Para mim, foi uma época completamente falhada porque o nosso objetivo era a subida à Liga BPI. As pessoas às vezes podem dizer que fizemos um bom campeonato, mas temos os nossos objetivos e esses passam por ganhar. Se não o fizermos, para nós é um falhanço total. Não há volta a dar.»
Depois da desilusão na reta final da temporada passada, com a queda no play-off, a época 2022/23 segue a todo o gás para a Racing Power. A equipa de João Marques terminou sem derrotas a primeira fase e, já na fase de apuramento de campeão, segue com duas vitórias em dois jogos. Pelo meio, foi-se trilhando um caminho magnífico na Taça de Portugal.
Além de ter eliminado o Rio Ave logo nas primeiras eliminatórias, este clube do Seixal cruzou-se, nas três eliminatórias seguintes, apenas com equipas da Liga BPI. Todas se despediram da competição: Torreense, Valadares Gaia e Amora. Num abrir e fechar de olhos, o jovem Racing Power FC está nas meias-finais da Taça de Portugal, juntamente com Benfica, SC Braga e FC Famalicão.
«Sim, fizemos história enquanto clube e também na Taça de Portugal. Só duas equipas na segunda divisão conseguiram chegar a uma meia-final. Primeiro, foi o Benfica quando começou o projeto com o treinador João Marques e este ano, o mesmo treinador, agora connosco, conseguiu o mesmo feito... Mas é importante referir que a Taça de Portugal não é o nosso objetivo. O nosso objetivo é sermos campeões da segunda divisão nacional e estarmos na Liga BPI.
A Taça de Portugal junta aqui vários fatores. É preciso ter sorte no sorteio e depois sermos competentes com as equipas que nos calham. Apesar de nós colocarmos grande pressão e responsabilidade nas nossas atletas, a verdade é que a pressão está sempre do lado das equipas da Liga BPI que jogam contra nós.»
Ainda que a pressão esteja toda do lado das equipas da Liga BPI, a verdade é a Racing Power é uma das poucas equipas no panorama nacional totalmente profissional. Além de ser a única a conseguir fazê-lo no segundo escalão, está também entre um lote muito restrito entre as da Liga BPI. Por isso, os objetivos para o futuro são claros e estão bem definidos.
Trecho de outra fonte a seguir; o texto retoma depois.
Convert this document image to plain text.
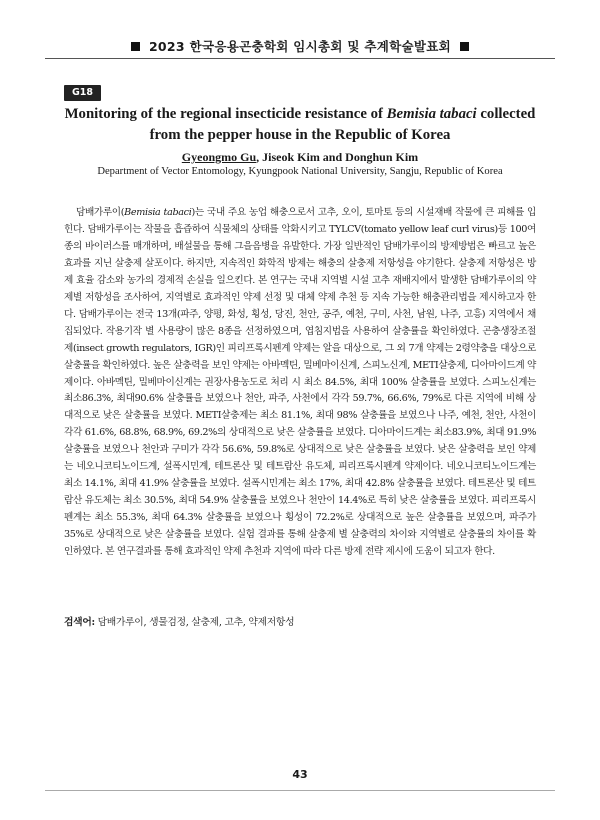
2023 한국응용곤충학회 임시총회 및 추계학술발표회
G18
Monitoring of the regional insecticide resistance of Bemisia tabaci collected from the pepper house in the Republic of Korea
Gyeongmo Gu, Jiseok Kim and Donghun Kim
Department of Vector Entomology, Kyungpook National University, Sangju, Republic of Korea

담배가루이(Bemisia tabaci)는 국내 주요 농업 해충으로서 고추, 오이, 토마토 등의 시설재배 작물에 큰 피해를 입힌다. 담배가루이는 작물을 흡즙하여 식물체의 상태를 악화시키고 TYLCV(tomato yellow leaf curl virus)등 100여 종의 바이러스를 매개하며, 배설물을 통해 그을음병을 유발한다. 가장 일반적인 담배가루이의 방제방법은 빠르고 높은 효과를 지닌 살충제 살포이다. 하지만, 지속적인 화학적 방제는 해충의 살충제 저항성을 야기한다. 살충제 저항성은 방제 효율 감소와 농가의 경제적 손실을 일으킨다. 본 연구는 국내 지역별 시설 고추 재배지에서 발생한 담배가루이의 약제별 저항성을 조사하여, 지역별로 효과적인 약제 선정 및 대체 약제 추천 등 지속 가능한 해충관리법을 제시하고자 한다. 담배가루이는 전국 13개(파주, 양평, 화성, 횡성, 당진, 천안, 공주, 예천, 구미, 사천, 남원, 나주, 고흥) 지역에서 채집되었다. 작용기작 별 사용량이 많은 8종을 선정하였으며, 엽침지법을 사용하여 살충률을 확인하였다. 곤충생장조절제(insect growth regulators, IGR)인 피리프록시펜계 약제는 알을 대상으로, 그 외 7개 약제는 2령약충을 대상으로 살충률을 확인하였다. 높은 살충력을 보인 약제는 아바멕틴, 밀베마이신계, 스피노신계, METI살충제, 디아마이드계 약제이다. 아바멕틴, 밀베마이신계는 권장사용농도로 처리 시 최소 84.5%, 최대 100% 살충률을 보였다. 스피노신계는 최소86.3%, 최대90.6% 살충률을 보였으나 천안, 파주, 사천에서 각각 59.7%, 66.6%, 79%로 다른 지역에 비해 상대적으로 낮은 살충률을 보였다. METI살충제는 최소 81.1%, 최대 98% 살충률을 보였으나 나주, 예천, 천안, 사천이 각각 61.6%, 68.8%, 68.9%, 69.2%의 상대적으로 낮은 살충률을 보였다. 디아마이드계는 최소83.9%, 최대 91.9% 살충률을 보였으나 천안과 구미가 각각 56.6%, 59.8%로 상대적으로 낮은 살충률을 보였다. 낮은 살충력을 보인 약제는 네오니코티노이드계, 설폭시민계, 테트론산 및 테트람산 유도체, 피리프록시펜계 약제이다. 네오니코티노이드계는 최소 14.1%, 최대 41.9% 살충률을 보였다. 설폭시민계는 최소 17%, 최대 42.8% 살충률을 보였다. 테트론산 및 테트람산 유도체는 최소 30.5%, 최대 54.9% 살충률을 보였으나 천안이 14.4%로 특히 낮은 살충률을 보였다. 피리프록시펜계는 최소 55.3%, 최대 64.3% 살충률을 보였으나 횡성이 72.2%로 상대적으로 높은 살충률을 보였으며, 파주가 35%로 상대적으로 낮은 살충률을 보였다. 실험 결과를 통해 살충제 별 살충력의 차이와 지역별로 살충률의 차이를 확인하였다. 본 연구결과를 통해 효과적인 약제 추천과 지역에 따라 다른 방제 전략 제시에 도움이 되고자 한다.

검색어: 담배가루이, 생물검정, 살충제, 고추, 약제저항성
43
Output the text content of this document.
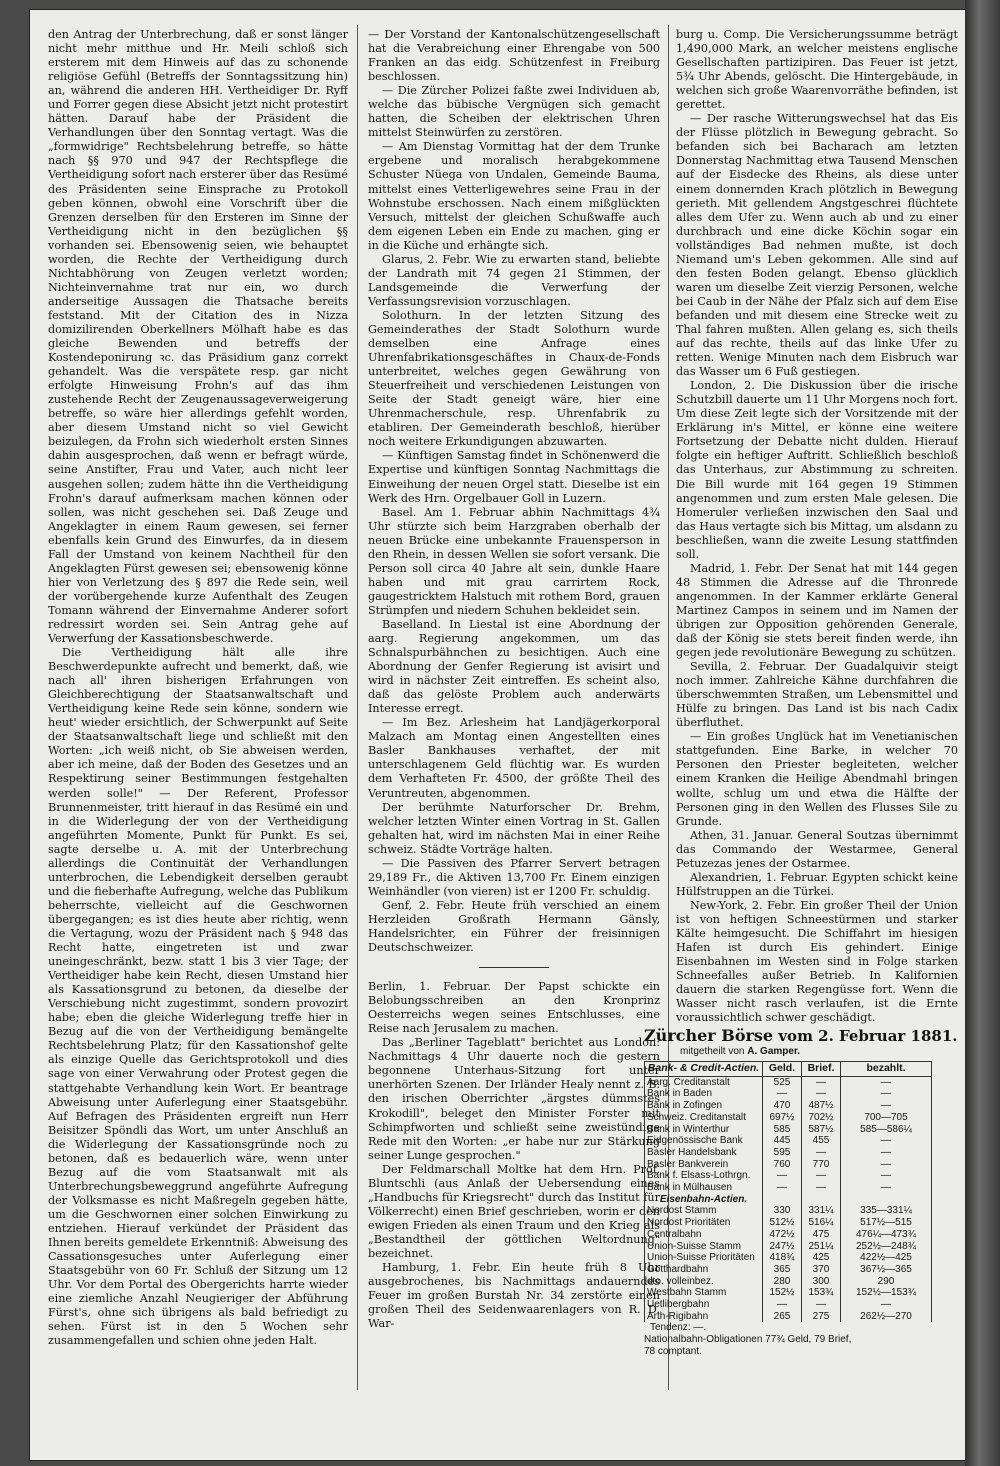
den Antrag der Unterbrechung, daß er sonst länger nicht mehr mitthue und Hr. Meili schloß sich ersterem mit dem Hinweis auf das zu schonende religiöse Gefühl (Betreffs der Sonntagssitzung hin) an, während die anderen HH. Vertheidiger Dr. Ryff und Forrer gegen diese Absicht jetzt nicht protestirt hätten. Darauf habe der Präsident die Verhandlungen über den Sonntag vertagt. Was die „formwidrige" Rechtsbelehrung betreffe, so hätte nach §§ 970 und 947 der Rechtspflege die Vertheidigung sofort nach ersterer über das Resümé des Präsidenten seine Einsprache zu Protokoll geben können, obwohl eine Vorschrift über die Grenzen derselben für den Ersteren im Sinne der Vertheidigung nicht in den bezüglichen §§ vorhanden sei. Ebensowenig seien, wie behauptet worden, die Rechte der Vertheidigung durch Nichtabhörung von Zeugen verletzt worden; Nichteinvernahme trat nur ein, wo durch anderseitige Aussagen die Thatsache bereits feststand. Mit der Citation des in Nizza domizilirenden Oberkellners Mölhaft habe es das gleiche Bewenden und betreffs der Kostendeponirung ꝛc. das Präsidium ganz correkt gehandelt. Was die verspätete resp. gar nicht erfolgte Hinweisung Frohn's auf das ihm zustehende Recht der Zeugenaussageverweigerung betreffe, so wäre hier allerdings gefehlt worden, aber diesem Umstand nicht so viel Gewicht beizulegen, da Frohn sich wiederholt ersten Sinnes dahin ausgesprochen, daß wenn er befragt würde, seine Anstifter, Frau und Vater, auch nicht leer ausgehen sollen; zudem hätte ihn die Vertheidigung Frohn's darauf aufmerksam machen können oder sollen, was nicht geschehen sei. Daß Zeuge und Angeklagter in einem Raum gewesen, sei ferner ebenfalls kein Grund des Einwurfes, da in diesem Fall der Umstand von keinem Nachtheil für den Angeklagten Fürst gewesen sei; ebensowenig könne hier von Verletzung des § 897 die Rede sein, weil der vorübergehende kurze Aufenthalt des Zeugen Tomann während der Einvernahme Anderer sofort redressirt worden sei. Sein Antrag gehe auf Verwerfung der Kassationsbeschwerde.

Die Vertheidigung hält alle ihre Beschwerdepunkte aufrecht und bemerkt, daß, wie nach all' ihren bisherigen Erfahrungen von Gleichberechtigung der Staatsanwaltschaft und Vertheidigung keine Rede sein könne, sondern wie heut' wieder ersichtlich, der Schwerpunkt auf Seite der Staatsanwaltschaft liege und schließt mit den Worten: „ich weiß nicht, ob Sie abweisen werden, aber ich meine, daß der Boden des Gesetzes und an Respektirung seiner Bestimmungen festgehalten werden solle!" — Der Referent, Professor Brunnenmeister, tritt hierauf in das Resümé ein und in die Widerlegung der von der Vertheidigung angeführten Momente, Punkt für Punkt. Es sei, sagte derselbe u. A. mit der Unterbrechung allerdings die Continuität der Verhandlungen unterbrochen, die Lebendigkeit derselben geraubt und die fieberhafte Aufregung, welche das Publikum beherrschte, vielleicht auf die Geschwornen übergegangen; es ist dies heute aber richtig, wenn die Vertagung, wozu der Präsident nach § 948 das Recht hatte, eingetreten ist und zwar uneingeschränkt, bezw. statt 1 bis 3 vier Tage; der Vertheidiger habe kein Recht, diesen Umstand hier als Kassationsgrund zu betonen, da dieselbe der Verschiebung nicht zugestimmt, sondern provozirt habe; eben die gleiche Widerlegung treffe hier in Bezug auf die von der Vertheidigung bemängelte Rechtsbelehrung Platz; für den Kassationshof gelte als einzige Quelle das Gerichtsprotokoll und dies sage von einer Verwahrung oder Protest gegen die stattgehabte Verhandlung kein Wort. Er beantrage Abweisung unter Auferlegung einer Staatsgebühr. Auf Befragen des Präsidenten ergreift nun Herr Beisitzer Spöndli das Wort, um unter Anschluß an die Widerlegung der Kassationsgründe noch zu betonen, daß es bedauerlich wäre, wenn unter Bezug auf die vom Staatsanwalt mit als Unterbrechungsbeweggrund angeführte Aufregung der Volksmasse es nicht Maßregeln gegeben hätte, um die Geschwornen einer solchen Einwirkung zu entziehen. Hierauf verkündet der Präsident das Ihnen bereits gemeldete Erkenntniß: Abweisung des Cassationsgesuches unter Auferlegung einer Staatsgebühr von 60 Fr. Schluß der Sitzung um 12 Uhr. Vor dem Portal des Obergerichts harrte wieder eine ziemliche Anzahl Neugieriger der Abführung Fürst's, ohne sich übrigens als bald befriedigt zu sehen. Fürst ist in den 5 Wochen sehr zusammengefallen und schien ohne jeden Halt.

— Der Vorstand der Kantonalschützengesellschaft hat die Verabreichung einer Ehrengabe von 500 Franken an das eidg. Schützenfest in Freiburg beschlossen.

— Die Zürcher Polizei faßte zwei Individuen ab, welche das bübische Vergnügen sich gemacht hatten, die Scheiben der elektrischen Uhren mittelst Steinwürfen zu zerstören.

— Am Dienstag Vormittag hat der dem Trunke ergebene und moralisch herabgekommene Schuster Nüega von Undalen, Gemeinde Bauma, mittelst eines Vetterligewehres seine Frau in der Wohnstube erschossen. Nach einem mißglückten Versuch, mittelst der gleichen Schußwaffe auch dem eigenen Leben ein Ende zu machen, ging er in die Küche und erhängte sich.

Glarus, 2. Febr. Wie zu erwarten stand, beliebte der Landrath mit 74 gegen 21 Stimmen, der Landsgemeinde die Verwerfung der Verfassungsrevision vorzuschlagen.

Solothurn. In der letzten Sitzung des Gemeinderathes der Stadt Solothurn wurde demselben eine Anfrage eines Uhrenfabrikationsgeschäftes in Chaux-de-Fonds unterbreitet, welches gegen Gewährung von Steuerfreiheit und verschiedenen Leistungen von Seite der Stadt geneigt wäre, hier eine Uhrenmacherschule, resp. Uhrenfabrik zu etabliren. Der Gemeinderath beschloß, hierüber noch weitere Erkundigungen abzuwarten.

— Künftigen Samstag findet in Schönenwerd die Expertise und künftigen Sonntag Nachmittags die Einweihung der neuen Orgel statt. Dieselbe ist ein Werk des Hrn. Orgelbauer Goll in Luzern.

Basel. Am 1. Februar abhin Nachmittags 4¾ Uhr stürzte sich beim Harzgraben oberhalb der neuen Brücke eine unbekannte Frauensperson in den Rhein, in dessen Wellen sie sofort versank. Die Person soll circa 40 Jahre alt sein, dunkle Haare haben und mit grau carrirtem Rock, gaugestricktem Halstuch mit rothem Bord, grauen Strümpfen und niedern Schuhen bekleidet sein.

Baselland. In Liestal ist eine Abordnung der aarg. Regierung angekommen, um das Schnalspurbähnchen zu besichtigen. Auch eine Abordnung der Genfer Regierung ist avisirt und wird in nächster Zeit eintreffen. Es scheint also, daß das gelöste Problem auch anderwärts Interesse erregt.

— Im Bez. Arlesheim hat Landjägerkorporal Malzach am Montag einen Angestellten eines Basler Bankhauses verhaftet, der mit unterschlagenem Geld flüchtig war. Es wurden dem Verhafteten Fr. 4500, der größte Theil des Veruntreuten, abgenommen.

Der berühmte Naturforscher Dr. Brehm, welcher letzten Winter einen Vortrag in St. Gallen gehalten hat, wird im nächsten Mai in einer Reihe schweiz. Städte Vorträge halten.

— Die Passiven des Pfarrer Servert betragen 29,189 Fr., die Aktiven 13,700 Fr. Einem einzigen Weinhändler (von vieren) ist er 1200 Fr. schuldig.

Genf, 2. Febr. Heute früh verschied an einem Herzleiden Großrath Hermann Gänsly, Handelsrichter, ein Führer der freisinnigen Deutschschweizer.

Berlin, 1. Februar. Der Papst schickte ein Belobungsschreiben an den Kronprinz Oesterreichs wegen seines Entschlusses, eine Reise nach Jerusalem zu machen.

Das „Berliner Tageblatt" berichtet aus London: Nachmittags 4 Uhr dauerte noch die gestern begonnene Unterhaus-Sitzung fort unter unerhörten Szenen. Der Irländer Healy nennt z. B. den irischen Oberrichter „ärgstes dümmstes Krokodill", beleget den Minister Forster mit Schimpfworten und schließt seine zweistündige Rede mit den Worten: „er habe nur zur Stärkung seiner Lunge gesprochen."

Der Feldmarschall Moltke hat dem Hrn. Prof. Bluntschli (aus Anlaß der Uebersendung eines „Handbuchs für Kriegsrecht" durch das Institut für Völkerrecht) einen Brief geschrieben, worin er den ewigen Frieden als einen Traum und den Krieg als „Bestandtheil der göttlichen Weltordnung" bezeichnet.

Hamburg, 1. Febr. Ein heute früh 8 Uhr ausgebrochenes, bis Nachmittags andauerndes Feuer im großen Burstah Nr. 34 zerstörte einen großen Theil des Seidenwaarenlagers von R. D. War-

burg u. Comp. Die Versicherungssumme beträgt 1,490,000 Mark, an welcher meistens englische Gesellschaften partizipiren. Das Feuer ist jetzt, 5¾ Uhr Abends, gelöscht. Die Hintergebäude, in welchen sich große Waarenvorräthe befinden, ist gerettet.

— Der rasche Witterungswechsel hat das Eis der Flüsse plötzlich in Bewegung gebracht. So befanden sich bei Bacharach am letzten Donnerstag Nachmittag etwa Tausend Menschen auf der Eisdecke des Rheins, als diese unter einem donnernden Krach plötzlich in Bewegung gerieth. Mit gellendem Angstgeschrei flüchtete alles dem Ufer zu. Wenn auch ab und zu einer durchbrach und eine dicke Köchin sogar ein vollständiges Bad nehmen mußte, ist doch Niemand um's Leben gekommen. Alle sind auf den festen Boden gelangt. Ebenso glücklich waren um dieselbe Zeit vierzig Personen, welche bei Caub in der Nähe der Pfalz sich auf dem Eise befanden und mit diesem eine Strecke weit zu Thal fahren mußten. Allen gelang es, sich theils auf das rechte, theils auf das linke Ufer zu retten. Wenige Minuten nach dem Eisbruch war das Wasser um 6 Fuß gestiegen.

London, 2. Die Diskussion über die irische Schutzbill dauerte um 11 Uhr Morgens noch fort. Um diese Zeit legte sich der Vorsitzende mit der Erklärung in's Mittel, er könne eine weitere Fortsetzung der Debatte nicht dulden. Hierauf folgte ein heftiger Auftritt. Schließlich beschloß das Unterhaus, zur Abstimmung zu schreiten. Die Bill wurde mit 164 gegen 19 Stimmen angenommen und zum ersten Male gelesen. Die Homeruler verließen inzwischen den Saal und das Haus vertagte sich bis Mittag, um alsdann zu beschließen, wann die zweite Lesung stattfinden soll.

Madrid, 1. Febr. Der Senat hat mit 144 gegen 48 Stimmen die Adresse auf die Thronrede angenommen. In der Kammer erklärte General Martinez Campos in seinem und im Namen der übrigen zur Opposition gehörenden Generale, daß der König sie stets bereit finden werde, ihn gegen jede revolutionäre Bewegung zu schützen.

Sevilla, 2. Februar. Der Guadalquivir steigt noch immer. Zahlreiche Kähne durchfahren die überschwemmten Straßen, um Lebensmittel und Hülfe zu bringen. Das Land ist bis nach Cadix überfluthet.

— Ein großes Unglück hat im Venetianischen stattgefunden. Eine Barke, in welcher 70 Personen den Priester begleiteten, welcher einem Kranken die Heilige Abendmahl bringen wollte, schlug um und etwa die Hälfte der Personen ging in den Wellen des Flusses Sile zu Grunde.

Athen, 31. Januar. General Soutzas übernimmt das Commando der Westarmee, General Petuzezas jenes der Ostarmee.

Alexandrien, 1. Februar. Egypten schickt keine Hülfstruppen an die Türkei.

New-York, 2. Febr. Ein großer Theil der Union ist von heftigen Schneestürmen und starker Kälte heimgesucht. Die Schiffahrt im hiesigen Hafen ist durch Eis gehindert. Einige Eisenbahnen im Westen sind in Folge starken Schneefalles außer Betrieb. In Kalifornien dauern die starken Regengüsse fort. Wenn die Wasser nicht rasch verlaufen, ist die Ernte voraussichtlich schwer geschädigt.

Zürcher Börse vom 2. Februar 1881.
mitgetheilt von A. Gamper.
Bank- & Credit-Actien.	Geld.	Brief.	bezahlt.
Aarg. Creditanstalt	525	—	—
Bank in Baden	—	—	—
Bank in Zofingen	470	487½	—
Schweiz. Creditanstalt	697½	702½	700—705
Bank in Winterthur	585	587½	585—586¼
Eidgenössische Bank	445	455	—
Basler Handelsbank	595	—	—
Basler Bankverein	760	770	—
Bank f. Elsass-Lothrgn.	—	—	—
Bank in Mülhausen	—	—	—
Eisenbahn-Actien.			
Nordost Stamm	330	331¼	335—331¼
Nordost Prioritäten	512½	516¼	517½—515
Centralbahn	472½	475	476¼—473¾
Union-Suisse Stamm	247½	251¼	252½—248¾
Union-Suisse Prioritäten	418¾	425	422½—425
Gotthardbahn	365	370	367½—365
dto. volleinbez.	280	300	290
Westbahn Stamm	152½	153¾	152½—153¾
Uetlibergbahn	—	—	—
Arth-Rigibahn	265	275	262½—270
Tendenz: —.
Nationalbahn-Obligationen 77¾ Geld, 79 Brief,
78 comptant.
Também na formação, temos duas equipas recentes [Sub-15 e Sub-19] que estão em primeiro lugar nos seus campeonatos. Dado que nestas competições temos de competir com equipas de grande traquejo, o nosso objetivo passa, essencialmente, por ter as melhores connosco. Como ainda não temos infraestruturas próprias, não nos importamos de não ter 300 ou 400 meninas, como certos clubes. Queremos é ter as melhores meninas. E os frutos começam a ver-se. O projeto está cada vez mais forte, já começamos a ser reconhecidos.»
Antes do final da época e de se saber se a Racing Power atingiu os seus objetivos na II Divisão, há uma prova de fogo: as meias-finais da Taça. A equipa do Seixal já sabe que vai defrontar o SC Braga, numa eliminatória a duas mãos, e Nuno Painço está consciente das dificuldades que a sua equipa vai enfrentar.
Claro que vai ser um jogo difícil, mas não deitamos a toalha ao chão. Vamos com as nossas armas. Vamos trabalhar para chegarmos bem à primeira mão e estarmos preparados para defrontar umas das melhores equipas de Portugal. É isso que vamos fazer com o sonho de podermos eliminar o SC Braga e chegarmos ao Jamor.
Acima de tudo, temos é que ser realistas, porque não estamos a jogar com uma equipa qualquer. Temos de ter a humildade de saber que podemos ficar por aqui, mas não é esse o nosso pensamento. Não podemos entrar derrotados, a nossa equipa tem de entrar a pensar que pode ganhar ao SC Braga e é para isso que vamos trabalhar», concluiu o dirigente do clube.